« Qui va nous gouverner : le capitalisme de la surveillance ou la démocratie ? » Mardi 19 novembre était marqué par un événement organisé par la CNIL et la CNCTR, explorant les enjeux de la surveillance à travers le thème « La surveillance dans tous ses états. Quelle éthique pour protéger nos libertés ? ». L’objectif était de faire le point sur l’état actuel de la surveillance en France et dans le monde, tout en interrogeant son évolution future.
Marie-Laure Denis, présidente de la CNIL, a souligné que nous avons évolué d’une « surveillance d’État » à une « société de la surveillance ». Auparavant, l’État était « le seul acteur capable de mobiliser des ressources financières, humaines et techniques à grande échelle pour ce type de surveillance ».
Aujourd’hui, la surveillance revêt plusieurs formes : elle inclut non seulement la surveillance d’État, mais aussi «la surveillance commerciale ou entre particuliers, orchestrée par une multitude d’acteurs — des “Little Brothers” ». Cette évolution découle de « l’économie des plateformes, des technologies intelligentes, et de la prolifération des écrans », selon la présidente de la CNIL.
Une Société Dépendante du Numérique
Lors de cet événement, des experts de renom, dont Shoshana Zuboff, professeure émérite à la Harvard Business School et autrice de L’âge du capitalisme de surveillance, ont été invités à partager leurs perspectives.
Intervention à distance de @shoshanazuboff,
sociologue et professeure émérite à la @HarvardHBS#CNIL_air2024 pic.twitter.com/hUW7dEGshB— CNIL (@CNIL) November 19, 2024
Zuboff a discuté du « capitalisme de surveillance ». Elle a expliqué que ce phénomène est né dans « une civilisation de l’information », avec une explosion du stockage numérique des données, passant de 1 % en 1986 à 100 % en 2013. Elle affirme que toute communication doit désormais passer par le numérique, et ceux qui ne s’y conforment pas sont « exclus de la société ».
L’Origine du Capitalisme de Surveillance
Selon Zuboff, le capitalisme de surveillance a émergé chez Google au début de l’ère Internet.

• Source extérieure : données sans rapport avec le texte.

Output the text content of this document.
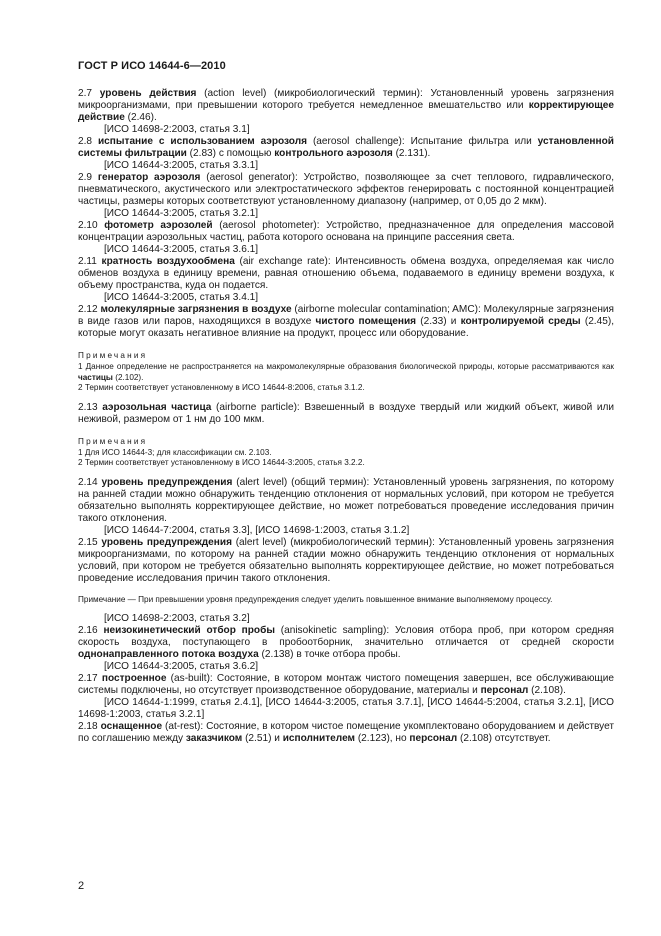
ГОСТ Р ИСО 14644-6—2010

2.7 уровень действия (action level) (микробиологический термин): Установленный уровень загрязнения микроорганизмами, при превышении которого требуется немедленное вмешательство или корректирующее действие (2.46).

[ИСО 14698-2:2003, статья 3.1]

2.8 испытание с использованием аэрозоля (aerosol challenge): Испытание фильтра или установленной системы фильтрации (2.83) с помощью контрольного аэрозоля (2.131).

[ИСО 14644-3:2005, статья 3.3.1]

2.9 генератор аэрозоля (aerosol generator): Устройство, позволяющее за счет теплового, гидравлического, пневматического, акустического или электростатического эффектов генерировать с постоянной концентрацией частицы, размеры которых соответствуют установленному диапазону (например, от 0,05 до 2 мкм).

[ИСО 14644-3:2005, статья 3.2.1]

2.10 фотометр аэрозолей (aerosol photometer): Устройство, предназначенное для определения массовой концентрации аэрозольных частиц, работа которого основана на принципе рассеяния света.

[ИСО 14644-3:2005, статья 3.6.1]

2.11 кратность воздухообмена (air exchange rate): Интенсивность обмена воздуха, определяемая как число обменов воздуха в единицу времени, равная отношению объема, подаваемого в единицу времени воздуха, к объему пространства, куда он подается.

[ИСО 14644-3:2005, статья 3.4.1]

2.12 молекулярные загрязнения в воздухе (airborne molecular contamination; AMC): Молекулярные загрязнения в виде газов или паров, находящихся в воздухе чистого помещения (2.33) и контролируемой среды (2.45), которые могут оказать негативное влияние на продукт, процесс или оборудование.

Примечания

1 Данное определение не распространяется на макромолекулярные образования биологической природы, которые рассматриваются как частицы (2.102).

2 Термин соответствует установленному в ИСО 14644-8:2006, статья 3.1.2.

2.13 аэрозольная частица (airborne particle): Взвешенный в воздухе твердый или жидкий объект, живой или неживой, размером от 1 нм до 100 мкм.

Примечания

1 Для ИСО 14644-3; для классификации см. 2.103.

2 Термин соответствует установленному в ИСО 14644-3:2005, статья 3.2.2.

2.14 уровень предупреждения (alert level) (общий термин): Установленный уровень загрязнения, по которому на ранней стадии можно обнаружить тенденцию отклонения от нормальных условий, при котором не требуется обязательно выполнять корректирующее действие, но может потребоваться проведение исследования причин такого отклонения.

[ИСО 14644-7:2004, статья 3.3], [ИСО 14698-1:2003, статья 3.1.2]

2.15 уровень предупреждения (alert level) (микробиологический термин): Установленный уровень загрязнения микроорганизмами, по которому на ранней стадии можно обнаружить тенденцию отклонения от нормальных условий, при котором не требуется обязательно выполнять корректирующее действие, но может потребоваться проведение исследования причин такого отклонения.

Примечание — При превышении уровня предупреждения следует уделить повышенное внимание выполняемому процессу.

[ИСО 14698-2:2003, статья 3.2]

2.16 неизокинетический отбор пробы (anisokinetic sampling): Условия отбора проб, при котором средняя скорость воздуха, поступающего в пробоотборник, значительно отличается от средней скорости однонаправленного потока воздуха (2.138) в точке отбора пробы.

[ИСО 14644-3:2005, статья 3.6.2]

2.17 построенное (as-built): Состояние, в котором монтаж чистого помещения завершен, все обслуживающие системы подключены, но отсутствует производственное оборудование, материалы и персонал (2.108).

[ИСО 14644-1:1999, статья 2.4.1], [ИСО 14644-3:2005, статья 3.7.1], [ИСО 14644-5:2004, статья 3.2.1], [ИСО 14698-1:2003, статья 3.2.1]

2.18 оснащенное (at-rest): Состояние, в котором чистое помещение укомплектовано оборудованием и действует по соглашению между заказчиком (2.51) и исполнителем (2.123), но персонал (2.108) отсутствует.

2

Alors un moteur de recherche gratuit, Google cherchait à générer des profits. Dans les années 2000, Google a découvert que les « déchets de données » laissés par les utilisateurs pouvaient prédire leurs comportements futurs. Cette innovation a ouvert la voie à l’utilisation des données pour la publicité ciblée.

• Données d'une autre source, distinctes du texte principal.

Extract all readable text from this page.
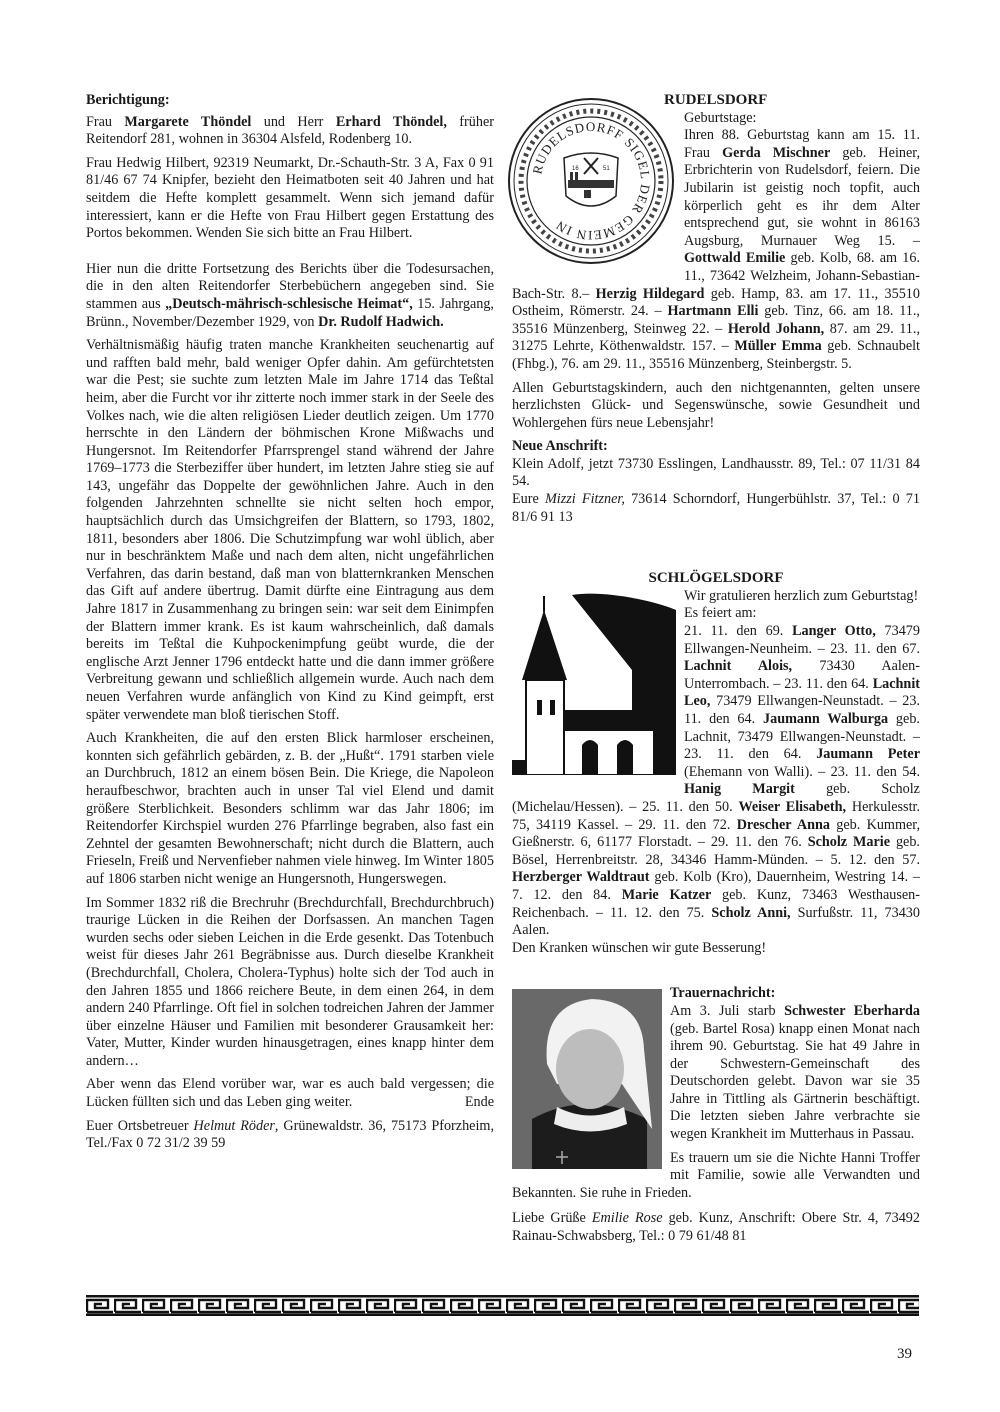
Berichtigung:

Frau Margarete Thöndel und Herr Erhard Thöndel, früher Reitendorf 281, wohnen in 36304 Alsfeld, Rodenberg 10.

Frau Hedwig Hilbert, 92319 Neumarkt, Dr.-Schauth-Str. 3 A, Fax 0 91 81/46 67 74 Knipfer, bezieht den Heimatboten seit 40 Jahren und hat seitdem die Hefte komplett gesammelt. Wenn sich jemand dafür interessiert, kann er die Hefte von Frau Hilbert gegen Erstattung des Portos bekommen. Wenden Sie sich bitte an Frau Hilbert.

Hier nun die dritte Fortsetzung des Berichts über die Todesursachen, die in den alten Reitendorfer Sterbebüchern angegeben sind. Sie stammen aus „Deutsch-mährisch-schlesische Heimat“, 15. Jahrgang, Brünn., November/Dezember 1929, von Dr. Rudolf Hadwich.

Verhältnismäßig häufig traten manche Krankheiten seuchenartig auf und rafften bald mehr, bald weniger Opfer dahin. Am gefürchtetsten war die Pest; sie suchte zum letzten Male im Jahre 1714 das Teßtal heim, aber die Furcht vor ihr zitterte noch immer stark in der Seele des Volkes nach, wie die alten religiösen Lieder deutlich zeigen. Um 1770 herrschte in den Ländern der böhmischen Krone Mißwachs und Hungersnot. Im Reitendorfer Pfarrsprengel stand während der Jahre 1769–1773 die Sterbeziffer über hundert, im letzten Jahre stieg sie auf 143, ungefähr das Doppelte der gewöhnlichen Jahre. Auch in den folgenden Jahrzehnten schnellte sie nicht selten hoch empor, hauptsächlich durch das Umsichgreifen der Blattern, so 1793, 1802, 1811, besonders aber 1806. Die Schutzimpfung war wohl üblich, aber nur in beschränktem Maße und nach dem alten, nicht ungefährlichen Verfahren, das darin bestand, daß man von blatternkranken Menschen das Gift auf andere übertrug. Damit dürfte eine Eintragung aus dem Jahre 1817 in Zusammenhang zu bringen sein: war seit dem Einimpfen der Blattern immer krank. Es ist kaum wahrscheinlich, daß damals bereits im Teßtal die Kuhpockenimpfung geübt wurde, die der englische Arzt Jenner 1796 entdeckt hatte und die dann immer größere Verbreitung gewann und schließlich allgemein wurde. Auch nach dem neuen Verfahren wurde anfänglich von Kind zu Kind geimpft, erst später verwendete man bloß tierischen Stoff.

Auch Krankheiten, die auf den ersten Blick harmloser erscheinen, konnten sich gefährlich gebärden, z. B. der „Hußt“. 1791 starben viele an Durchbruch, 1812 an einem bösen Bein. Die Kriege, die Napoleon heraufbeschwor, brachten auch in unser Tal viel Elend und damit größere Sterblichkeit. Besonders schlimm war das Jahr 1806; im Reitendorfer Kirchspiel wurden 276 Pfarrlinge begraben, also fast ein Zehntel der gesamten Bewohnerschaft; nicht durch die Blattern, auch Frieseln, Freiß und Nervenfieber nahmen viele hinweg. Im Winter 1805 auf 1806 starben nicht wenige an Hungersnoth, Hungerswegen.

Im Sommer 1832 riß die Brechruhr (Brechdurchfall, Brechdurchbruch) traurige Lücken in die Reihen der Dorfsassen. An manchen Tagen wurden sechs oder sieben Leichen in die Erde gesenkt. Das Totenbuch weist für dieses Jahr 261 Begräbnisse aus. Durch dieselbe Krankheit (Brechdurchfall, Cholera, Cholera-Typhus) holte sich der Tod auch in den Jahren 1855 und 1866 reichere Beute, in dem einen 264, in dem andern 240 Pfarrlinge. Oft fiel in solchen todreichen Jahren der Jammer über einzelne Häuser und Familien mit besonderer Grausamkeit her: Vater, Mutter, Kinder wurden hinausgetragen, eines knapp hinter dem andern…

Aber wenn das Elend vorüber war, war es auch bald vergessen; die Lücken füllten sich und das Leben ging weiter.	Ende

Euer Ortsbetreuer Helmut Röder, Grünewaldstr. 36, 75173 Pforzheim, Tel./Fax 0 72 31/2 39 59

RUDELSDORF

RUDELSDORFF SIGEL DER GEMEIN IN
16	51

Geburtstage:

Ihren 88. Geburtstag kann am 15. 11. Frau Gerda Mischner geb. Heiner, Erbrichterin von Rudelsdorf, feiern. Die Jubilarin ist geistig noch topfit, auch körperlich geht es ihr dem Alter entsprechend gut, sie wohnt in 86163 Augsburg, Murnauer Weg 15. – Gottwald Emilie geb. Kolb, 68. am 16. 11., 73642 Welzheim, Johann-Sebastian-Bach-Str. 8.– Herzig Hildegard geb. Hamp, 83. am 17. 11., 35510 Ostheim, Römerstr. 24. – Hartmann Elli geb. Tinz, 66. am 18. 11., 35516 Münzenberg, Steinweg 22. – Herold Johann, 87. am 29. 11., 31275 Lehrte, Köthenwaldstr. 157. – Müller Emma geb. Schnaubelt (Fhbg.), 76. am 29. 11., 35516 Münzenberg, Steinbergstr. 5.

Allen Geburtstagskindern, auch den nichtgenannten, gelten unsere herzlichsten Glück- und Segenswünsche, sowie Gesundheit und Wohlergehen fürs neue Lebensjahr!

Neue Anschrift:

Klein Adolf, jetzt 73730 Esslingen, Landhausstr. 89, Tel.: 07 11/31 84 54.

Eure Mizzi Fitzner, 73614 Schorndorf, Hungerbühlstr. 37, Tel.: 0 71 81/6 91 13

SCHLÖGELSDORF

Wir gratulieren herzlich zum Geburtstag!

Es feiert am:

21. 11. den 69. Langer Otto, 73479 Ellwangen-Neunheim. – 23. 11. den 67. Lachnit Alois, 73430 Aalen-Unterrombach. – 23. 11. den 64. Lachnit Leo, 73479 Ellwangen-Neunstadt. – 23. 11. den 64. Jaumann Walburga geb. Lachnit, 73479 Ellwangen-Neunstadt. – 23. 11. den 64. Jaumann Peter (Ehemann von Walli). – 23. 11. den 54. Hanig Margit geb. Scholz (Michelau/Hessen). – 25. 11. den 50. Weiser Elisabeth, Herkulesstr. 75, 34119 Kassel. – 29. 11. den 72. Drescher Anna geb. Kummer, Gießnerstr. 6, 61177 Florstadt. – 29. 11. den 76. Scholz Marie geb. Bösel, Herrenbreitstr. 28, 34346 Hamm-Münden. – 5. 12. den 57. Herzberger Waldtraut geb. Kolb (Kro), Dauernheim, Westring 14. – 7. 12. den 84. Marie Katzer geb. Kunz, 73463 Westhausen-Reichenbach. – 11. 12. den 75. Scholz Anni, Surfußstr. 11, 73430 Aalen.

Den Kranken wünschen wir gute Besserung!

Trauernachricht:

Am 3. Juli starb Schwester Eberharda (geb. Bartel Rosa) knapp einen Monat nach ihrem 90. Geburtstag. Sie hat 49 Jahre in der Schwestern-Gemeinschaft des Deutschorden gelebt. Davon war sie 35 Jahre in Tittling als Gärtnerin beschäftigt. Die letzten sieben Jahre verbrachte sie wegen Krankheit im Mutterhaus in Passau.

Es trauern um sie die Nichte Hanni Troffer mit Familie, sowie alle Verwandten und Bekannten. Sie ruhe in Frieden.

Liebe Grüße Emilie Rose geb. Kunz, Anschrift: Obere Str. 4, 73492 Rainau-Schwabsberg, Tel.: 0 79 61/48 81

39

Le Secret du Succès de Google
Une fois ce modèle implanté, Google a vu ses profits exploser. Cependant, l’entreprise a réalisé que la transparence sur l’utilisation des données pourrait susciter la colère des utilisateurs et attirer l’attention des législateurs, d’où la mise en place d’une « stratégie cachée » pour garder ce processus discret.
Zuboff affirme que la collecte de données à l’insu des utilisateurs est « littéralement du vol ». Cependant, ce modèle a été adopté par l’ensemble du secteur technologique, transformant le capitalisme de surveillance en une norme économique.

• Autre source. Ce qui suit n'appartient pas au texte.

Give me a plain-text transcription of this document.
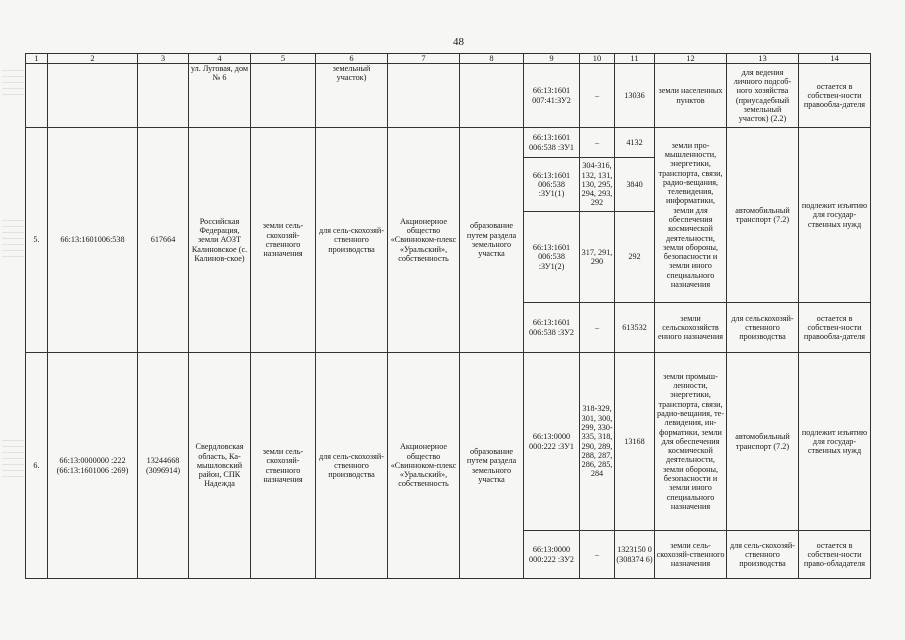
48
1	2	3	4	5	6	7	8	9	10	11	12	13	14
			ул. Луговая, дом № 6		земельный участок)			66:13:1601 007:41:ЗУ2	–	13036	земли населенных пунктов	для ведения личного подсоб-ного хозяйства (приусадебный земельный участок) (2.2)	остается в собствен-ности правообла-дателя
5.	66:13:1601006:538	617664	Российская Федерация, земли АОЗТ Калиновское (с. Калинов-ское)	земли сель-скохозяй-ственного назначения	для сель-скохозяй-ственного производства	Акционерное общество «Свинноком-плекс «Уральский», собственность	образование путем раздела земельного участка	66:13:1601 006:538 :ЗУ1	–	4132	земли про-мышленности, энергетики, транспорта, связи, радио-вещания, телевидения, информатики, земли для обеспечения космической деятельности, земли обороны, безопасности и земли иного специального назначения	автомобильный транспорт (7.2)	подлежит изъятию для государ-ственных нужд
								66:13:1601 006:538 :ЗУ1(1)	304-316, 132, 131, 130, 295, 294, 293, 292	3840			
								66:13:1601 006:538 :ЗУ1(2)	317, 291, 290	292			
								66:13:1601 006:538 :ЗУ2	–	613532	земли сельскохозяйств енного назначения	для сельскохозяй-ственного производства	остается в собствен-ности правообла-дателя
6.	66:13:0000000 :222 (66:13:1601006 :269)	13244668 (3096914)	Свердловская область, Ка-мышловский район, СПК Надежда	земли сель-скохозяй-ственного назначения	для сель-скохозяй-ственного производства	Акционерное общество «Свинноком-плекс «Уральский», собственность	образование путем раздела земельного участка	66:13:0000 000:222 :ЗУ1	318-329, 301, 300, 299, 330-335, 318, 290, 289, 288, 287, 286, 285, 284	13168	земли промыш-ленности, энергетики, транспорта, связи, радио-вещания, те-левидения, ин-форматики, земли для обеспечения космической деятельности, земли обороны, безопасности и земли иного специального назначения	автомобильный транспорт (7.2)	подлежит изъятию для государ-ственных нужд
								66:13:0000 000:222 :ЗУ2	–	1323150 0 (308374 6)	земли сель-скохозяй-ственного назначения	для сель-скохозяй-ственного производства	остается в собствен-ности право-обладателя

Capitalisme de Surveillance : Une Influence Mondiale
Le modèle économique du capitalisme de surveillance, initié par Google, s’est répandu dans toute l’économie, y compris dans l’industrie automobile, où les capteurs et caméras des voitures modernes sont devenus des outils de surveillance mobile.
Des Effets Nocifs sur la Démocratie
Cette situation a eu des répercussions sur la démocratie, notamment en érodant la vie privée. Les données personnelles sont revendues des centaines de fois par jour, et la désinformation prospère dans un environnement où la communication est dominée par ces géants technologiques.
Vers une Révolution Réglementaire?
Malgré les tentatives de régulation, comme le RGPD en Europe, Zuboff estime que ces mesures légitiment en fait le capitalisme de surveillance. Elle suggère que l’abolition de ce modèle pourrait être nécessaire pour préserver la démocratie, comparant cette situation aux abolitions historiques de l’esclavage et du travail des enfants.
Internet : Une Prison Sans Barreaux
Zuboff conclut que l’Internet actuel est une « prison de la surveillance sans barreaux ni sortie ». Elle appelle à reconnaître les dangers du capitalisme de surveillance et à envisager son abolition pour protéger les valeurs démocratiques.
Note : L’intervention de Shoshana Zuboff a été traduite et diffusée en français durant l’événement.